American forward Alex Morgan points out the different treatment of the women. “The men’s World Cup was given brand new stadiums, brand new venues around Brazil, and all we’re asking is for a great surface to play on.”
Advantages of newer turf surfaces
FIFA president Sepp Blatter defended the use of turf at next year’s event. “Artificial pitches are the future. Wherever football is played, all over the world, there is an increasing lack of space for training and competitive pitches.”
Modern artificial turf has changed since the early days of AstroTurf, which resembled thick carpet on top of concrete. Today’s surfaces, such as FieldTurf, consist of synthetic fibers with an infill of sand and rubber. They have become popular in many sports at all levels due to concerns over cost, maintenance and consistency of grass fields.
Turf fields are certainly preferable to grass in locations where grass cannot grow or be properly maintained. Canada should be capable of producing and maintaining consistent grass fields for four weeks in the summer.
Injuries on artificial turf compared to grass
In the letter, the women assert that a FIFA study found that elite soccer players perceive the injury risk to be higher on turf fields than on natural grass. While it is difficult to compare injury rates on the different surfaces due to many variables, a study published last month in the American Journal of Sports Medicine did find that the rate of ACL injuries was higher on synthetic surfaces than on grass in football. No increased rate of ACL tears was found in soccer.
ACL injuries are not the only health concerns the players have, though. Players often cite higher risks of foot and ankle injuries. Some experts claim that the surface temperatures on artificial turf are much higher than on grass, causing excessive dehydration and fatigue. And players risk significant skin burns from falls and tackles.
U.S. forward Sydney Leroux tweeted a photo of her legs after a match played on turf that showed large abrasions on both knees and legs. The photo went viral after being shared by Kobe Bryant and Kevin Durant. Durant tweeted, “C’mon now FIFA u can’t have our women playing on turf. @sydneyleroux I got ya back.”
Cost of switching fields from turf to grass
Former American soccer star Julie Foudy notes that in the 2013 UEFA Women’s Championship in Sweden, organizers laid sod down on top of a turf field, and the sod held up well for multiple games during the three weeks of the tournament. ESPN the Magazine cites estimated costs between $3 million and $6 million to convert the six fields for the 2015 Women’s World Cup, which pales in comparison to the revenue the event will generate.

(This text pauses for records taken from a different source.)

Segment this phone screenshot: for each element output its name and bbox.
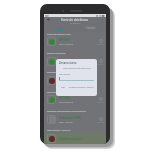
staticText: Kontrola szczegółowa [47,91,71,94]
staticText: BP 5699 [59,38,70,42]
staticText: Dokument 1998 [59,116,81,120]
staticText: Podzbiór dokumentów odrzuconych [47,110,86,113]
button[interactable]: ZAPISZ ZMIANY STANU [69,86,95,89]
staticText: Zmiana stanu [59,58,79,62]
staticText: ABC 2234/5/78 [59,101,73,104]
button[interactable]: BP 5699 [44,36,106,47]
staticText: POBIERZ [97,121,104,123]
staticText: Stan licznika [59,73,70,76]
button[interactable]: Download [94,36,106,47]
button[interactable]: NIE [61,86,65,89]
staticText: Ogólne [55,26,64,29]
staticText: ABC 1234/5/78 [59,43,73,46]
staticText: Dzisiaj 11:24 [59,63,71,66]
staticText: Wpisz nowy stan licznika tego punktu [63,67,91,69]
button[interactable]: BP 5700 [44,94,106,105]
staticText: Dostawa materiału [47,71,68,74]
staticText: POBIERZ [97,101,104,103]
staticText: Zadania [86,26,96,29]
button[interactable]: Kontrola obiektowa [44,17,106,25]
staticText: BP 5700 [59,96,70,100]
button[interactable]: Download [94,114,106,125]
button[interactable]: Navigate up [46,17,51,22]
button[interactable]: Dokument 1998 [44,114,106,125]
button[interactable]: Download [94,94,106,105]
staticText: Moduł kontroli 2 [59,137,83,141]
staticText: Zmiana stanu [59,61,77,65]
button[interactable]: Zmiana stanu [44,56,106,67]
button[interactable]: Jan Kowalski [44,75,106,86]
button[interactable]: Download [94,56,106,67]
staticText: Punkty kontrolne [47,52,66,55]
staticText: ZAPISZ ZMIANY STANU [69,86,95,89]
staticText: Kontrola ogólna: WB7 [47,33,71,36]
button[interactable]: Moduł kontroli 2 [44,133,106,144]
staticText: Data: 12.04.24 [59,121,73,124]
staticText: ul. Polna 12 [70,22,81,25]
staticText: POBIERZ [97,43,104,45]
staticText: Opis zasobu: Moduł K [47,129,71,132]
staticText: POBIERZ [97,63,104,65]
staticText: Jan Kowalski [59,77,77,81]
button[interactable]: Zadania [75,25,106,32]
staticText: Kontrola obiektowa [61,18,89,22]
button[interactable]: Ogólne [44,25,75,32]
staticText: NIE [61,86,65,89]
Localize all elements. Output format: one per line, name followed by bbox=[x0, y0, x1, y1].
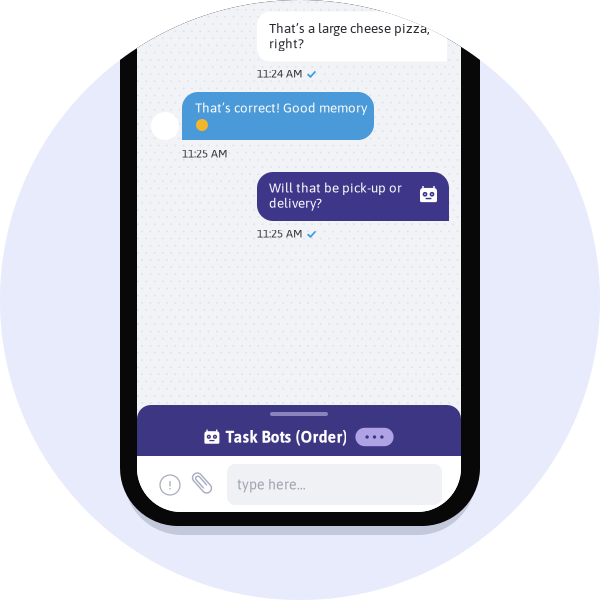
button[interactable]: Task Bots (Order) bbox=[137, 422, 461, 452]
staticText: 11:24 AM bbox=[257, 67, 303, 80]
button[interactable]: Attach file bbox=[189, 470, 215, 496]
staticText: That’s correct! Good memory bbox=[195, 100, 367, 115]
staticText: type here… bbox=[237, 476, 306, 492]
staticText: 11:25 AM bbox=[257, 227, 303, 240]
staticText: 11:25 AM bbox=[182, 147, 228, 160]
staticText: Will that be pick-up or delivery? bbox=[269, 180, 402, 211]
button[interactable]: Information bbox=[157, 472, 183, 498]
staticText: That’s a large cheese pizza, right? bbox=[269, 20, 430, 51]
staticText: Task Bots (Order) bbox=[225, 428, 347, 446]
button[interactable]: type here… bbox=[227, 464, 442, 505]
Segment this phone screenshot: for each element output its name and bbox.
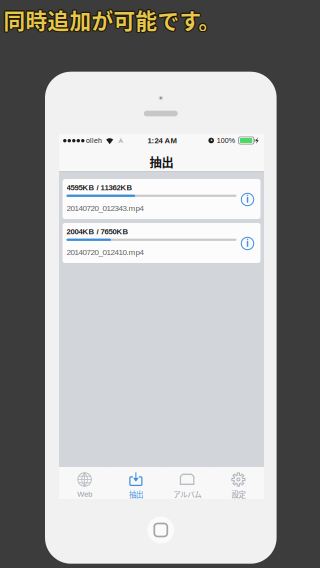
staticText: 同時追加が可能です。 [4,3,221,34]
staticText: 抽出 [129,489,143,500]
button[interactable]: 4595KB / 11362KB [62,179,260,219]
staticText: 同時追加が可能です。 [4,5,220,36]
staticText: 同時追加が可能です。 [4,4,220,35]
staticText: 20140720_012410.mp4 [66,248,144,257]
staticText: アルバム [173,489,201,500]
staticText: 100% [217,137,235,144]
staticText: 同時追加が可能です。 [4,3,220,34]
staticText: 同時追加が可能です。 [3,5,220,36]
staticText: 同時追加が可能です。 [4,5,221,36]
staticText: 2004KB / 7650KB [66,227,128,236]
staticText: Web [77,490,92,498]
staticText: 4595KB / 11362KB [66,183,132,192]
button[interactable]: 設定 [213,467,264,499]
staticText: 同時追加が可能です。 [2,4,219,35]
staticText: 同時追加が可能です。 [3,3,220,34]
button[interactable]: Web [59,467,110,499]
staticText: 同時追加が可能です。 [5,4,222,35]
button[interactable]: アルバム [162,467,213,499]
staticText: i [246,194,249,205]
staticText: i [246,238,249,249]
staticText: 抽出 [150,153,174,171]
staticText: olleh [86,137,102,144]
staticText: 20140720_012343.mp4 [66,204,144,213]
button[interactable]: 抽出 [110,467,162,499]
staticText: 1:24 AM [148,136,176,145]
button[interactable]: Details [236,230,258,256]
button[interactable]: 2004KB / 7650KB [62,223,260,263]
staticText: 設定 [231,489,245,500]
button[interactable]: Details [236,186,258,212]
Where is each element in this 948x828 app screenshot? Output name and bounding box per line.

If FIFA and the CSA refuse to convert the fields to grass, the players’ lawsuit will likely be heard in an Ontario court in November. ESPN’s legal analyst Lester Munson predicts that the female players would almost certainly win that case.
Effects of the game on artificial turf
Proponents of natural grass argue that turf affects the game itself. The balls are harder to control. Players are less likely to go for headers or slide tackles. As Abby Wambach notes, “The game changes, the ball rolls faster, and it’s less fun as an athlete. It should be grass stains, not blood.”
FIFA is calling the Women’s World Cup “the biggest women’s sporting event in the world.” Rather than athletes playing tentatively to avoid injuries, wouldn’t FIFA prefer free-flowing games that showcase the beauty of the sport?
If “the future of football is feminine,” as Blatter has publicly claimed, then it’s time for FIFA to show these female athletes the same support the men received in Brazil.
Note: A modified version of this post appears as my sports medicine column in the October 2, 2014 issue of The Post and Courier.